25. september 2010

One year back I was falling in love, I think we both were falling.
afraid and insecure, but we were both falling.
Then he figured out, that I was not the one, and he was no longer falling.
He had both his feet on the ground, no longer falling.


10 months ago I couldn't sleep at night, I cried a million tears.
afraid and insecure, the tears kept falling.
I didn't see that there would be more in life for me, 
thinking he was the one in life for me. 

9 months ago I had a fight with my friend, I lost my control.
said things that should be unsaid, we both lost control.
but we knew it was wrong to end it this way,
knew it was wrong to end it at all, so we stayed.

8 months ago, I was falling in love with the wrong guy.
perfect smile, the perfect kind, but he was the wrong guy.
didn't think I would fall again, but I fell harder then before,
I hadn't thought I could stand a chance, but he had changed since before.

7 months ago I got used, and played with, and I didn't even noticed.
lies kept running to my face, and I didn't even noticed,
more stupid than ever before, thinking he was the one,
didn't see what I see now, he could never be the one.

6 months ago I had a fight with a friend, and hurt her feelings,
she came screaming me in the face, and it hurt my feelings.
We didn't talk for several weeks, we didn't even look at each other.
but when we did it wounded us both, cause we missed each other.
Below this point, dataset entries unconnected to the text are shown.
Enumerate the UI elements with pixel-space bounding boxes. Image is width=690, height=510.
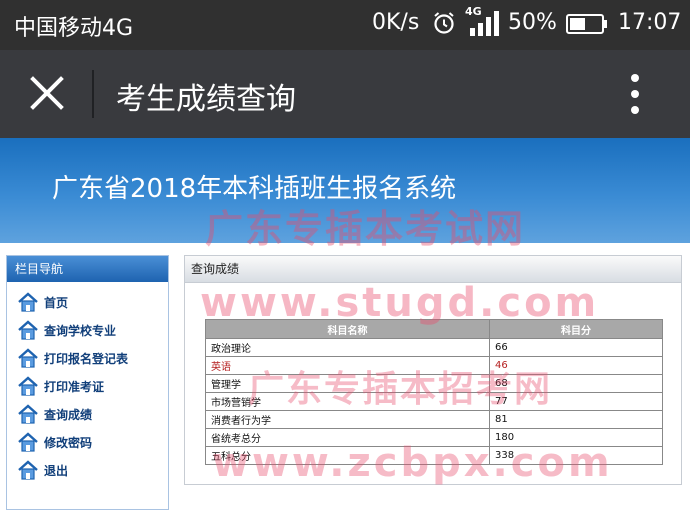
sidebar-item[interactable]: 打印准考证 bbox=[7, 372, 168, 400]
sidebar-header: 栏目导航 bbox=[7, 256, 168, 282]
score-table: 科目名称 科目分 政治理论 66 英语 46 管理学 68 市场营销学 77 消费者行为学 81 省… bbox=[205, 319, 663, 465]
score-cell: 66 bbox=[489, 338, 663, 357]
table-header-row: 科目名称 科目分 bbox=[205, 319, 663, 339]
sidebar-list: 首页查询学校专业 打印报名登记表 打印准考证查询成绩修改密码退出 bbox=[7, 288, 168, 484]
sidebar-item[interactable]: 退出 bbox=[7, 456, 168, 484]
sidebar-item-label: 打印报名登记表 bbox=[44, 351, 129, 366]
score-panel: 查询成绩 科目名称 科目分 政治理论 66 英语 46 管理学 68 市场营销学 77 消费者行… bbox=[184, 255, 682, 485]
page-title: 考生成绩查询 bbox=[116, 82, 296, 117]
sidebar-item[interactable]: 首页 bbox=[7, 288, 168, 316]
sidebar-item-label: 查询成绩 bbox=[44, 407, 93, 422]
table-row: 市场营销学 77 bbox=[205, 392, 663, 411]
more-vertical-icon[interactable] bbox=[620, 72, 650, 116]
sidebar: 栏目导航 首页查询学校专业 打印报名登记表 打印准考证查询成绩修改密码退出 bbox=[6, 255, 169, 510]
table-row: 五科总分 338 bbox=[205, 446, 663, 465]
home-icon bbox=[17, 459, 39, 481]
subject-cell: 省统考总分 bbox=[205, 428, 490, 447]
table-row: 消费者行为学 81 bbox=[205, 410, 663, 429]
score-cell: 81 bbox=[489, 410, 663, 429]
column-header-score: 科目分 bbox=[489, 319, 663, 339]
subject-cell: 管理学 bbox=[205, 374, 490, 393]
table-row: 政治理论 66 bbox=[205, 338, 663, 357]
alarm-icon bbox=[434, 12, 454, 34]
carrier-name: 中国移动4G bbox=[14, 16, 134, 41]
score-cell: 46 bbox=[489, 356, 663, 375]
sidebar-item-label: 退出 bbox=[44, 463, 69, 478]
home-icon bbox=[17, 319, 39, 341]
home-icon bbox=[17, 403, 39, 425]
column-header-subject: 科目名称 bbox=[205, 319, 490, 339]
subject-cell: 市场营销学 bbox=[205, 392, 490, 411]
clock: 17:07 bbox=[618, 10, 682, 35]
battery-icon bbox=[566, 14, 607, 34]
sidebar-item[interactable]: 查询成绩 bbox=[7, 400, 168, 428]
sidebar-item-label: 打印准考证 bbox=[44, 379, 105, 394]
battery-percent: 50% bbox=[508, 10, 557, 35]
home-icon bbox=[17, 347, 39, 369]
network-speed: 0K/s bbox=[372, 10, 420, 35]
panel-header: 查询成绩 bbox=[185, 256, 681, 283]
sidebar-item[interactable]: 修改密码 bbox=[7, 428, 168, 456]
table-row: 省统考总分 180 bbox=[205, 428, 663, 447]
close-icon[interactable] bbox=[28, 74, 66, 112]
app-toolbar: 考生成绩查询 bbox=[0, 50, 690, 138]
home-icon bbox=[17, 375, 39, 397]
sidebar-item[interactable]: 打印报名登记表 bbox=[7, 344, 168, 372]
toolbar-divider bbox=[92, 70, 94, 118]
score-cell: 180 bbox=[489, 428, 663, 447]
sidebar-item-label: 查询学校专业 bbox=[44, 323, 117, 338]
system-banner: 广东省2018年本科插班生报名系统 bbox=[0, 138, 690, 243]
subject-cell: 政治理论 bbox=[205, 338, 490, 357]
sidebar-item-label: 首页 bbox=[44, 295, 69, 310]
signal-icon bbox=[470, 11, 499, 36]
score-cell: 68 bbox=[489, 374, 663, 393]
sidebar-item-label: 修改密码 bbox=[44, 435, 93, 450]
subject-cell: 消费者行为学 bbox=[205, 410, 490, 429]
table-row: 英语 46 bbox=[205, 356, 663, 375]
home-icon bbox=[17, 431, 39, 453]
status-bar: 中国移动4G 0K/s 4G 50% 17:07 bbox=[0, 0, 690, 50]
subject-cell: 英语 bbox=[205, 356, 490, 375]
table-row: 管理学 68 bbox=[205, 374, 663, 393]
score-cell: 338 bbox=[489, 446, 663, 465]
system-title: 广东省2018年本科插班生报名系统 bbox=[52, 174, 457, 204]
home-icon bbox=[17, 291, 39, 313]
score-cell: 77 bbox=[489, 392, 663, 411]
subject-cell: 五科总分 bbox=[205, 446, 490, 465]
sidebar-item[interactable]: 查询学校专业 bbox=[7, 316, 168, 344]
5 months ago I realized how strong love could be
I saw that what I felt for you was real.
My eyes was filled with tears every night we fight
and it didn't go a night without a fight.

3 months ago my life got changed when he tried to go away,
he didn't realize what he ment to me, he didn't bother to stay.
The tears kept falling that beautiful day, when things started to end,
I missed you so much when they didn't call your name.

2 months ago I was falling and hurt, this month was full of dirt,
but summer was bringing happiness around, and i loved the summer flirt.
I couldn't help my tears for falling some nights at the hotel,
my feeling for you was really strong, and you were confusing as hell.

1 month ago another fight was on.
and before the school had started, one friend was gone.
I cried some rivers and a whole ocean to,
missing my friend, was the only thing to do.


I have learn more than I ever thought I would,
so no, handling you isn't the worst I could.
Learing more every day, 
so don't even try to stop me when I'm making my way.
Tears will be cried, I guarantee that. 
But even if life isn't easy, you don't have the right to treat me like crap.
I'm having fun every day with you
 but you should know falling for you is not is not a easy thing to undo.
But I have been trough worse, and I am learning everyday,
if you want it to be a game, I'm ready to play.